Wingnuts

Boy Was I Wrong About the Teabaggers

Almost a year ago when the tea parties started up, I predicted that they wouldn't last very long. I incorrectly thought they'd go the way of most of Malkin's little zingers and ditties -- "I am James Woods" for example, or whatever the hell that one was.

I was very, very wrong.

The New York Times via Benen reports that the teabaggers are beginning to seriously mobilize and entrench themselves within the Republican Party machine (such that it is).

Across the country, they are signing up to be Republican precinct leaders, a position so low-level that it often remains vacant, but which comes with the ability to vote for the party executives who endorse candidates, approve platforms and decide where the party spends money.

A new group called the National Precinct Alliance says it has a coordinator in nearly every state to recruit Tea Party activists to fill the positions and has already swelled the number of like-minded members in Republican Party committees in Arizona and Nevada.
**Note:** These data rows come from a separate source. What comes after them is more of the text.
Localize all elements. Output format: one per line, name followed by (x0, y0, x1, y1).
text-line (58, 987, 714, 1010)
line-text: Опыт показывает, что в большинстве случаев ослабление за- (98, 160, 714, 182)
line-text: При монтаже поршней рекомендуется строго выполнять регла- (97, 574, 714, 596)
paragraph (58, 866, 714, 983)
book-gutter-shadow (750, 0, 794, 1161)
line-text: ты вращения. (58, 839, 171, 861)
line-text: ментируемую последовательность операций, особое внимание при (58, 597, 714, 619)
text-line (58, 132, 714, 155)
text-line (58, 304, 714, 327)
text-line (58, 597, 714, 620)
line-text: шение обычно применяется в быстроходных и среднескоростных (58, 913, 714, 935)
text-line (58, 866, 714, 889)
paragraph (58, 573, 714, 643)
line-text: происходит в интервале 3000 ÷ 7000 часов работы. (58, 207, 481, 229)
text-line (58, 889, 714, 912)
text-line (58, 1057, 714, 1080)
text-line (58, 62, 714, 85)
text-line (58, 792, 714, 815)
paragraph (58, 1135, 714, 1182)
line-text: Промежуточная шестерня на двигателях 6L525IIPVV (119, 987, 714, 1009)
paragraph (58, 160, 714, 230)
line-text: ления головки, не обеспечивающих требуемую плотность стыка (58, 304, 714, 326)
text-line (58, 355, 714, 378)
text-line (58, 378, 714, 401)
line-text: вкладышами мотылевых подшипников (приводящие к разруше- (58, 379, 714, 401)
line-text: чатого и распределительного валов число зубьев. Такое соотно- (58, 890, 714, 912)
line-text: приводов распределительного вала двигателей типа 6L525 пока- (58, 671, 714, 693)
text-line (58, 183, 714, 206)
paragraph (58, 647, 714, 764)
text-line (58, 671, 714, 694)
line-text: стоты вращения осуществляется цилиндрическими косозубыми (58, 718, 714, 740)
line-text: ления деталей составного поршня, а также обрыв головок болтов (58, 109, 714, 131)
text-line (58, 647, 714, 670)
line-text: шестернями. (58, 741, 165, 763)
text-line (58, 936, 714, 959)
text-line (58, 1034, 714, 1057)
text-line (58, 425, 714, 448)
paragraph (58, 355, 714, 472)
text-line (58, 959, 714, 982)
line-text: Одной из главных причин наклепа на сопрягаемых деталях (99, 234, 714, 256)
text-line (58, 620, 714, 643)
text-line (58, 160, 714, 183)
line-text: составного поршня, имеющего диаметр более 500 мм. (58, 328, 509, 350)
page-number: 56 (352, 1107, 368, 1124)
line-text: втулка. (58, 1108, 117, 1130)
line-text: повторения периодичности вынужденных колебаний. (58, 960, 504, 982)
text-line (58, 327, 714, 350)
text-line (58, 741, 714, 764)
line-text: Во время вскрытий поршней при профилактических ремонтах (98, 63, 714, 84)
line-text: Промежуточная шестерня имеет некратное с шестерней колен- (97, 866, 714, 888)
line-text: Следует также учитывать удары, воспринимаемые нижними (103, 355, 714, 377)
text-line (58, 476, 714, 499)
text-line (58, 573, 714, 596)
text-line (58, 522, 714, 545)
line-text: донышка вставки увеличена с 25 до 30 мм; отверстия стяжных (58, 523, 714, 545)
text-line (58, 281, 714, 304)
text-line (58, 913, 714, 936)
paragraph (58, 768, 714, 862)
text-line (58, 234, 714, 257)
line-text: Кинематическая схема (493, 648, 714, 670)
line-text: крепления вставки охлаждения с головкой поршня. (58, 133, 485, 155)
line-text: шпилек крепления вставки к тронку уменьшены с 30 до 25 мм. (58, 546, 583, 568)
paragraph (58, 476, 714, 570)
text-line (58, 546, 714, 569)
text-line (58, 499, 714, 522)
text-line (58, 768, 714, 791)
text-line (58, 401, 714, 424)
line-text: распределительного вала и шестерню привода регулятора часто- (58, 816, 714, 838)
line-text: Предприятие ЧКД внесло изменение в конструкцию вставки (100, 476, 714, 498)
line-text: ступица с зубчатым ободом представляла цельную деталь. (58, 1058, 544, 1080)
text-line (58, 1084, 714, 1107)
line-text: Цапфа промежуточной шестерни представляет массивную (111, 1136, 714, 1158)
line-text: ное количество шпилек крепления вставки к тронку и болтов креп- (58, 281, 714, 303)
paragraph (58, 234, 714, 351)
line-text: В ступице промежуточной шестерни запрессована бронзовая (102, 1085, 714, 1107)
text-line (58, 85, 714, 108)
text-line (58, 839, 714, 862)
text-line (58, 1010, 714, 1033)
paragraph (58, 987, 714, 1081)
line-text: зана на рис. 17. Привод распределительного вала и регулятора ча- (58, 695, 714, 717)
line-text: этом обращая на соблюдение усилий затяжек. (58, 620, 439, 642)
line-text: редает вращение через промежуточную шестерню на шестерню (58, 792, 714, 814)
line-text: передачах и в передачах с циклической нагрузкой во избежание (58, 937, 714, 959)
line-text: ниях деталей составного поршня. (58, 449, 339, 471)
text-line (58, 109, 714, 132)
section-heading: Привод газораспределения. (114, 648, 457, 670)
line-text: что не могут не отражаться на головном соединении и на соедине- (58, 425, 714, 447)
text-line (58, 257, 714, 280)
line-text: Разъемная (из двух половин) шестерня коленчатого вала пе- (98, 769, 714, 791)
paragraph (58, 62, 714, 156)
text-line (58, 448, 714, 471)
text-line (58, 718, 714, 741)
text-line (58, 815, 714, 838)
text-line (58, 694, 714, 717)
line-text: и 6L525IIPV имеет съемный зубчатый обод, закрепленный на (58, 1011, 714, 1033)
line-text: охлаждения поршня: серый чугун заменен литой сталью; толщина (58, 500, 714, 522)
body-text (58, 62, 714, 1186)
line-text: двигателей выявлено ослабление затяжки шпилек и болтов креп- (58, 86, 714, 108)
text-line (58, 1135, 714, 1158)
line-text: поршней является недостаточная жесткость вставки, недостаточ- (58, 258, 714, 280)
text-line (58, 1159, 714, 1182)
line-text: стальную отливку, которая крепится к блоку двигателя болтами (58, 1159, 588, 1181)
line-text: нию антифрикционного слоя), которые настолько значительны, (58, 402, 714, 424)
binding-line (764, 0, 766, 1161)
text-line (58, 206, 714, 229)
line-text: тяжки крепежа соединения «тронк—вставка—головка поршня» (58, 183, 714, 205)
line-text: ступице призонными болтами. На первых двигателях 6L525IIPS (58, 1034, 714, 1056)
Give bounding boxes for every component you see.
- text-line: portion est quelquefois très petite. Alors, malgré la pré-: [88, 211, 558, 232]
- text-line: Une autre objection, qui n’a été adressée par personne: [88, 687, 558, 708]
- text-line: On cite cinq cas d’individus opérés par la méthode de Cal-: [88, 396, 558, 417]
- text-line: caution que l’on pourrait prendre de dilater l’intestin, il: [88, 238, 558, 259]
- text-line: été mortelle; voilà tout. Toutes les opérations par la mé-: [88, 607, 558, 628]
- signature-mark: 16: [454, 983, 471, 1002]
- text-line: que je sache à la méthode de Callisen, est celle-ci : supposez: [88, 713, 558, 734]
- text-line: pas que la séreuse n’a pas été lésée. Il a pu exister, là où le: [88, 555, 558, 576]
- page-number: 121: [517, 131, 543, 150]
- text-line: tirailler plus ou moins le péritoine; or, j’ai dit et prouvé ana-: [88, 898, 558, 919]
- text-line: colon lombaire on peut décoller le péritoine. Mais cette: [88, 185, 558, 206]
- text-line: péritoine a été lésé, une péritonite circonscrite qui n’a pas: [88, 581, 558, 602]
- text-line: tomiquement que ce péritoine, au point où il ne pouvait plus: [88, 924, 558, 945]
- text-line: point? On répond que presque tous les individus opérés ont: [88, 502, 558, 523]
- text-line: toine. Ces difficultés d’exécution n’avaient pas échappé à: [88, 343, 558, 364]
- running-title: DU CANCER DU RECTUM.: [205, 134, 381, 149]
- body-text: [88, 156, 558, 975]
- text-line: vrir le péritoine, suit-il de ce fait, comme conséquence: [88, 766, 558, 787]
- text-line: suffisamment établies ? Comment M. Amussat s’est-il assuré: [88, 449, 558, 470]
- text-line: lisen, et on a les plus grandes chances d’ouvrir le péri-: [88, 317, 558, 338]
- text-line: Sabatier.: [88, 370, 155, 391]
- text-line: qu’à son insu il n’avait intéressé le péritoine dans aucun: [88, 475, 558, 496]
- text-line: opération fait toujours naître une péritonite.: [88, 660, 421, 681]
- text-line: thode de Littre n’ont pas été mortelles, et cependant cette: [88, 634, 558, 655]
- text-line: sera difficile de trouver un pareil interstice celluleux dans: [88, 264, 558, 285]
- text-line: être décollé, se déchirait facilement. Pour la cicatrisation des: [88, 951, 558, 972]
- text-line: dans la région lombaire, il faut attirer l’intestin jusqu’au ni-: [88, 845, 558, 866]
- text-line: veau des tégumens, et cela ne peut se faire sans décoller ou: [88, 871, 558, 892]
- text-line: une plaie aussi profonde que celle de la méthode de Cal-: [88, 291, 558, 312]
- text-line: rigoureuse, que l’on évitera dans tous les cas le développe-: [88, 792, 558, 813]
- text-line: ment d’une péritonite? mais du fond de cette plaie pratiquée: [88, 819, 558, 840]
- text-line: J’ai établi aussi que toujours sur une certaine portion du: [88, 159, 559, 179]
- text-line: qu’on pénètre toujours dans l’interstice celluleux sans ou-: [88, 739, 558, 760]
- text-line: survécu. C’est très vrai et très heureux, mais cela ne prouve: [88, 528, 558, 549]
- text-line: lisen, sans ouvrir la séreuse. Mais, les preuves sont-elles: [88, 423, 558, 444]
Its mantra is this: take the precinct, take the state, take the party -- and force it to nominate conservatives rather than people they see as liberals in Republican clothing.

Benen reacts:

The consequences of the rise of nihilists are hard to predict, but the possibilities are chilling.

Debating the Republicans right now is an exercise in aggravation and backwards nonsense. Now imagine dealing with a Republican Party that's been infected from the bottom up by people who think Sarah Palin is very smart and that it's somehow possible for a mixed-race liberal man to be a Nazi. Chilling indeed.